Anonymous wrote:
Anonymous wrote:
Anonymous wrote:
Anonymous wrote:
Anonymous wrote:
Anonymous wrote:It's a good community-builder but not a great fund-raiser. If your PTA needs the cash I'd look elsewhere.
Interesting. This is the type of information I'm struggling to find online. Margins. So, in your experience you don't get out what you put in?
Honestly, most fundraisers that an EOTP school can do are a giant pain in the ass for not much money. The high-return fundraisers are premised on a wealthy student body that's willing to pay for stuff, where parents just give you money as "dues" without needing anything in return.
What I like about this fundraiser is the community aspect of it. Our EOTP school hasn't tapped into its surrounding community as well as we could, and I'd like to try and do more of that this year.
(But I'd also like to know effort/margins before I jump in).
It's been a few years, but I helped organize the sale at my old school. We sold about 400 trees, they were expensive, in the $80-90 range. When all the costs were added up the margin was less than 10%. It took 70+ volunteers to unload the trees on Friday, sell sell sell on Saturday, and sell the rest and clean the parking lot on Sunday. Plus put up posters and signs and take them down, man the cash registers, provide snacks for the other volunteers, etc.
A tree sale is not a tax-exempt event and the city is going to expect you to collect and pay sales tax. It's not a nice present for future PTA officers to neglect this bit and leave it for the organization to get busted in a few years and have to dig up back taxes and penalties. Trust me.
If you do it at the school DCPS may require a building use agreement. If they do, you have to pay overtime for custodians and security, it's in the union contract.
It didn't happen my year, but there is a real risk that you order too many trees. With the low margins just a few unsold trees eats up all of your profits. The guy who sold us the trees told me that once he had a school that had to rent a chipper to get rid of the unsold trees. That would be heart-breaking after all that work. Even if you can unload them at clearance prices you're still losing money. And it's not like you can return them or save them for later.
With the prices so high everyone assumes that it's hugely profitable, but it's not. If you're shoppers are price sensitive you'll have a hard time explaining why they should buy from you instead of picking up a tree at Home Depot for $19.99.
There are some good things about it:
1. It's a good community builder. It's fun to be outside on a brisk December day, you get a fire going, play some music and serve some hot drinks. It's particularly fun if your parents normally work office jobs and they can play at manual labor. If their normal job is working outside the novelty has probably worn off. It's an opportunity to invite the neighboring community into the school as well.

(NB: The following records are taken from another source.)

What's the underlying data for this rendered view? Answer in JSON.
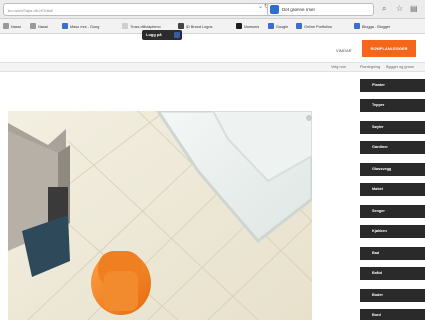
{
  "browser": {
    "url": "bo.no/rb/Taps-nb-HOdbd/",
    "search_badge": "G",
    "search_text": "Det grønne rrser"
  },
  "bookmarks": [
    {
      "label": "Nasai",
      "color": "#9a9a9a"
    },
    {
      "label": "Nasai",
      "color": "#9a9a9a"
    },
    {
      "label": "Maso mrs - Gong",
      "color": "#3a6fd0"
    },
    {
      "label": "Tross officiaplemo",
      "color": "#cfcfcf"
    },
    {
      "label": "ID Brand Logos",
      "color": "#444444"
    },
    {
      "label": "Nomums",
      "color": "#1e1e1e"
    },
    {
      "label": "Google",
      "color": "#3a6fd0"
    },
    {
      "label": "Online Portfolios",
      "color": "#3a6fd0"
    },
    {
      "label": "Blogga - Blogger",
      "color": "#3a6fd0"
    }
  ],
  "login": {
    "label": "Logg på"
  },
  "nav": {
    "items": [
      "VIMDAR"
    ],
    "active": "ROMPLANLEGGER",
    "accent": "#f5661b"
  },
  "subnav": [
    "Velg rom",
    "Plantegning",
    "Bygger og grunn"
  ],
  "sidebar": {
    "items": [
      "Planter",
      "Tepper",
      "Søyler",
      "Gardiner",
      "Glassvegg",
      "Møbel",
      "Senger",
      "Kjøkken",
      "Bad",
      "Bråtd",
      "Boder",
      "Bord"
    ]
  }
}
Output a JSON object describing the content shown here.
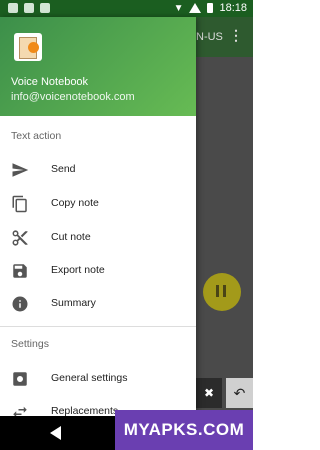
{
  "status_bar": {
    "time": "18:18"
  },
  "background": {
    "toolbar_text": "N-US",
    "menu_glyph": "⋮",
    "clear_glyph": "✖",
    "undo_glyph": "↶"
  },
  "drawer": {
    "app_name": "Voice Notebook",
    "email": "info@voicenotebook.com",
    "sections": [
      {
        "title": "Text action",
        "items": [
          {
            "label": "Send",
            "icon": "send-icon"
          },
          {
            "label": "Copy note",
            "icon": "copy-icon"
          },
          {
            "label": "Cut note",
            "icon": "scissors-icon"
          },
          {
            "label": "Export note",
            "icon": "save-icon"
          },
          {
            "label": "Summary",
            "icon": "info-icon"
          }
        ]
      },
      {
        "title": "Settings",
        "items": [
          {
            "label": "General settings",
            "icon": "settings-icon"
          },
          {
            "label": "Replacements",
            "icon": "swap-icon"
          }
        ]
      }
    ]
  },
  "watermark": "MYAPKS.COM"
}
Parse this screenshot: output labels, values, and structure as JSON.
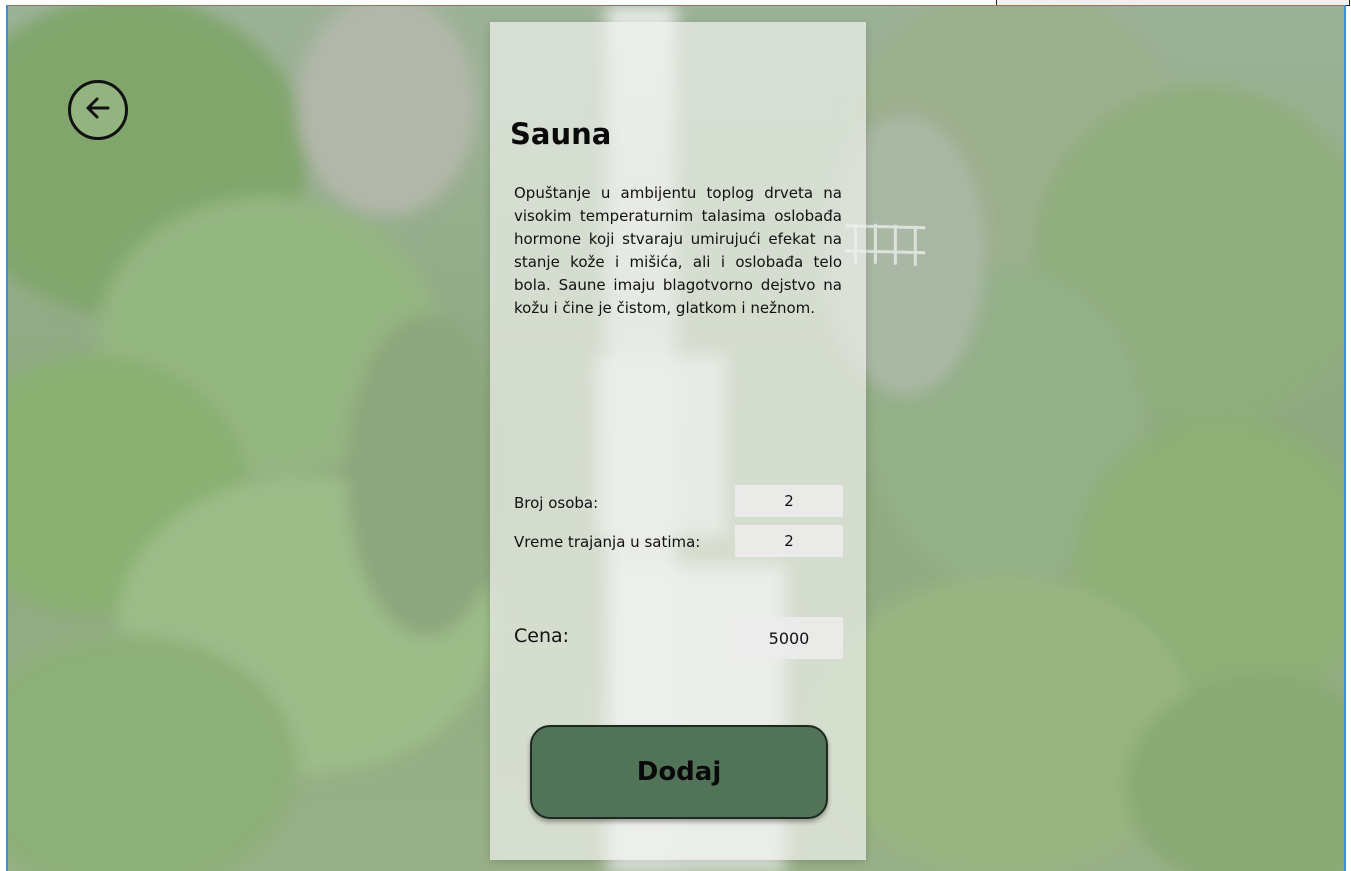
{
  "page": {
    "title": "Sauna",
    "description": "Opuštanje u ambijentu toplog drveta na visokim temperaturnim talasima oslobađa hormone koji stvaraju umirujući efekat na stanje kože i mišića, ali i oslobađa telo bola. Saune imaju blagotvorno dejstvo na kožu i čine je čistom, glatkom i nežnom."
  },
  "form": {
    "persons_label": "Broj osoba:",
    "persons_value": "2",
    "duration_label": "Vreme trajanja u satima:",
    "duration_value": "2",
    "price_label": "Cena:",
    "price_value": "5000"
  },
  "actions": {
    "add_label": "Dodaj",
    "back_icon": "arrow-left-icon"
  },
  "colors": {
    "accent_button": "#517358",
    "frame_border": "#3b8fd8",
    "panel_bg": "#eef0ec"
  }
}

2. It's one of the few fundraisers you can do where you're not just hitting up the current parents. People who aren't at the school will buy a tree. The businessman in me though says that we were leaving money on the table, because people basically thought they were paying $90 for a $19.99 tree and thought they were contributing 70 bucks or so to the school when really it was more like seven. But I guess you take it where you can get it.
But basically you're getting into the retail business, and everyone will tell you it's just a terrible business right now.